Hemingway und die toten Vögel

Boris Saidman
“Hemingway und die toten Vögel”
A. d. Hebr. v. Mirjam Pressler
Verlag: Berlin Verlag; Auflage: 1 (8. März 2008)
Gebundene Ausgabe: 224 Seiten
Sprache: Deutsch
ISBN-10: 3827007844
ISBN-13: 978-3827007841
238 Seiten

„Dobry wetscher, gut Abend, Herr Schani', kam die Stimme aus dem Handylautsprecher. 'Ich rufe Sie von Kiriat Moria an ... von der Jewish Agency in Jerusalem ... dem Forum für ehrenamtliche Fürsorge für jüdischen Erziehung und Einwanderung ... in der Sowjetunion ... Oh, Verzeihung, das heißt ... in der GUS ...“ Mit diesem Telefongespräch, der Einladung zur Teilnahme an einem „Festival für jüdische Kultur“, beginnt für Tal Schani die Reise zurück nach Dnjestrograd, wo er geboren und aufgewachsen ist, bevor er mit seinen Eltern nach Israel auswanderte.
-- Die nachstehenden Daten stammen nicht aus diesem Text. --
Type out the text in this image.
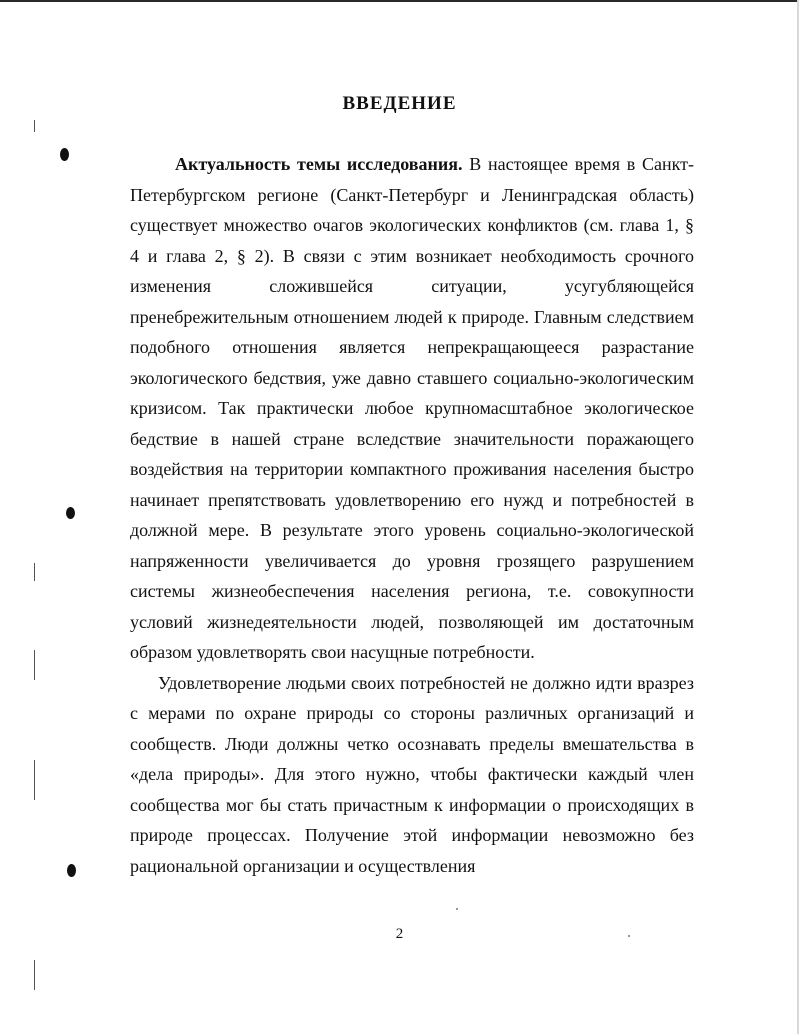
ВВЕДЕНИЕ

Актуальность темы исследования. В настоящее время в Санкт-Петербургском регионе (Санкт-Петербург и Ленинградская область) существует множество очагов экологических конфликтов (см. глава 1, § 4 и глава 2, § 2). В связи с этим возникает необходимость срочного изменения сложившейся ситуации, усугубляющейся пренебрежительным отношением людей к природе. Главным следствием подобного отношения является непрекращающееся разрастание экологического бедствия, уже давно ставшего социально-экологическим кризисом. Так практически любое крупномасштабное экологическое бедствие в нашей стране вследствие значительности поражающего воздействия на территории компактного проживания населения быстро начинает препятствовать удовлетворению его нужд и потребностей в должной мере. В результате этого уровень социально-экологической напряженности увеличивается до уровня грозящего разрушением системы жизнеобеспечения населения региона, т.е. совокупности условий жизнедеятельности людей, позволяющей им достаточным образом удовлетворять свои насущные потребности.

Удовлетворение людьми своих потребностей не должно идти вразрез с мерами по охране природы со стороны различных организаций и сообществ. Люди должны четко осознавать пределы вмешательства в «дела природы». Для этого нужно, чтобы фактически каждый член сообщества мог бы стать причастным к информации о происходящих в природе процессах. Получение этой информации невозможно без рациональной организации и осуществления

2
Tal hat seine russischen Wurzeln bei der Einreise gekappt, aber er weiß, dass in Dnjestrograd jemand auf ihn wartet: Tolik, sein früheres Ich, das Kind, das er damals war und sich aus dem Herzen gerissen hat. Und so beginnt für Tal eine Zeitreise in seine Vergangenheit ...
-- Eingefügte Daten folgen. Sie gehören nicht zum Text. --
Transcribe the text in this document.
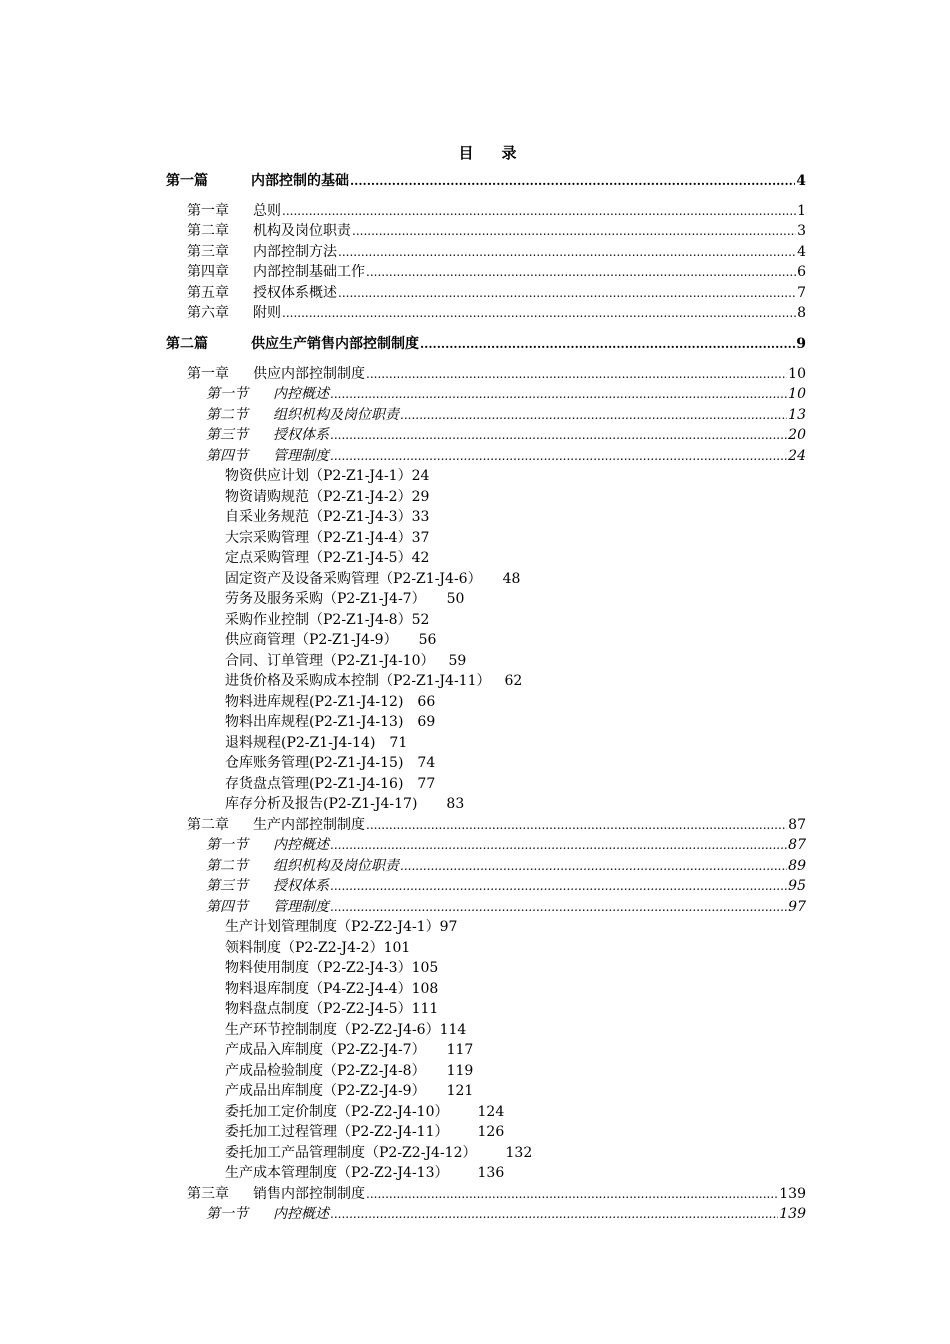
目 录
第一篇	内部控制的基础 .....	4
第一章	总则 .....	1
第二章	机构及岗位职责 .....	3
第三章	内部控制方法 .....	4
第四章	内部控制基础工作 .....	6
第五章	授权体系概述 .....	7
第六章	附则 .....	8
第二篇	供应生产销售内部控制制度 .....	9
第一章	供应内部控制制度 .....	10
第一节	内控概述 .....	10
第二节	组织机构及岗位职责 .....	13
第三节	授权体系 .....	20
第四节	管理制度 .....	24
物资供应计划（P2-Z1-J4-1） 24
物资请购规范（P2-Z1-J4-2） 29
自采业务规范（P2-Z1-J4-3） 33
大宗采购管理（P2-Z1-J4-4） 37
定点采购管理（P2-Z1-J4-5） 42
固定资产及设备采购管理（P2-Z1-J4-6） 48
劳务及服务采购（P2-Z1-J4-7） 50
采购作业控制（P2-Z1-J4-8） 52
供应商管理（P2-Z1-J4-9） 56
合同、订单管理（P2-Z1-J4-10） 59
进货价格及采购成本控制（P2-Z1-J4-11） 62
物料进库规程(P2-Z1-J4-12) 66
物料出库规程(P2-Z1-J4-13) 69
退料规程(P2-Z1-J4-14) 71
仓库账务管理(P2-Z1-J4-15) 74
存货盘点管理(P2-Z1-J4-16) 77
库存分析及报告(P2-Z1-J4-17) 83
第二章	生产内部控制制度 .....	87
第一节	内控概述 .....	87
第二节	组织机构及岗位职责 .....	89
第三节	授权体系 .....	95
第四节	管理制度 .....	97
生产计划管理制度（P2-Z2-J4-1） 97
领料制度（P2-Z2-J4-2） 101
物料使用制度（P2-Z2-J4-3） 105
物料退库制度（P4-Z2-J4-4） 108
物料盘点制度（P2-Z2-J4-5） 111
生产环节控制制度（P2-Z2-J4-6） 114
产成品入库制度（P2-Z2-J4-7） 117
产成品检验制度（P2-Z2-J4-8） 119
产成品出库制度（P2-Z2-J4-9） 121
委托加工定价制度（P2-Z2-J4-10） 124
委托加工过程管理（P2-Z2-J4-11） 126
委托加工产品管理制度（P2-Z2-J4-12） 132
生产成本管理制度（P2-Z2-J4-13） 136
第三章	销售内部控制制度 .....	139
第一节	内控概述 .....	139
Boris Saidman erzählt von einer Kindheit in der Sowjetunion, geprägt von Heldengeschichten aus dem Zweiten Weltkrieg, von verschwundenen Großvätern, von seinem Onkel Niuma, der als Kriegsheld zurückkehrte und wegen Mehlschmuggel im Gulag verschwand und von seiner Tante Rosa, mit denen er zwar im Grunde nicht verwandt ist, die aber durch die gemeinsame leidvolle Vergangenheit zu einer „echten“ Familie wurden. Er erzählt von seinen kindlichen Träumen und Phantasien, die sich aus der politischen Propaganda und den Geschichten der Erwachsenen speisen und aus denen er seine eigene Realität bastelt, von der ständigen Angst vor Spitzeln, der Notwendigkeit, über „gewisse Dinge“ ausschließlich in der Familie zu sprechen, und von einem Antisemitismus, der ihn zuerst in die Isolation getrieben und zuletzt in Lebensgefahr gebracht hat.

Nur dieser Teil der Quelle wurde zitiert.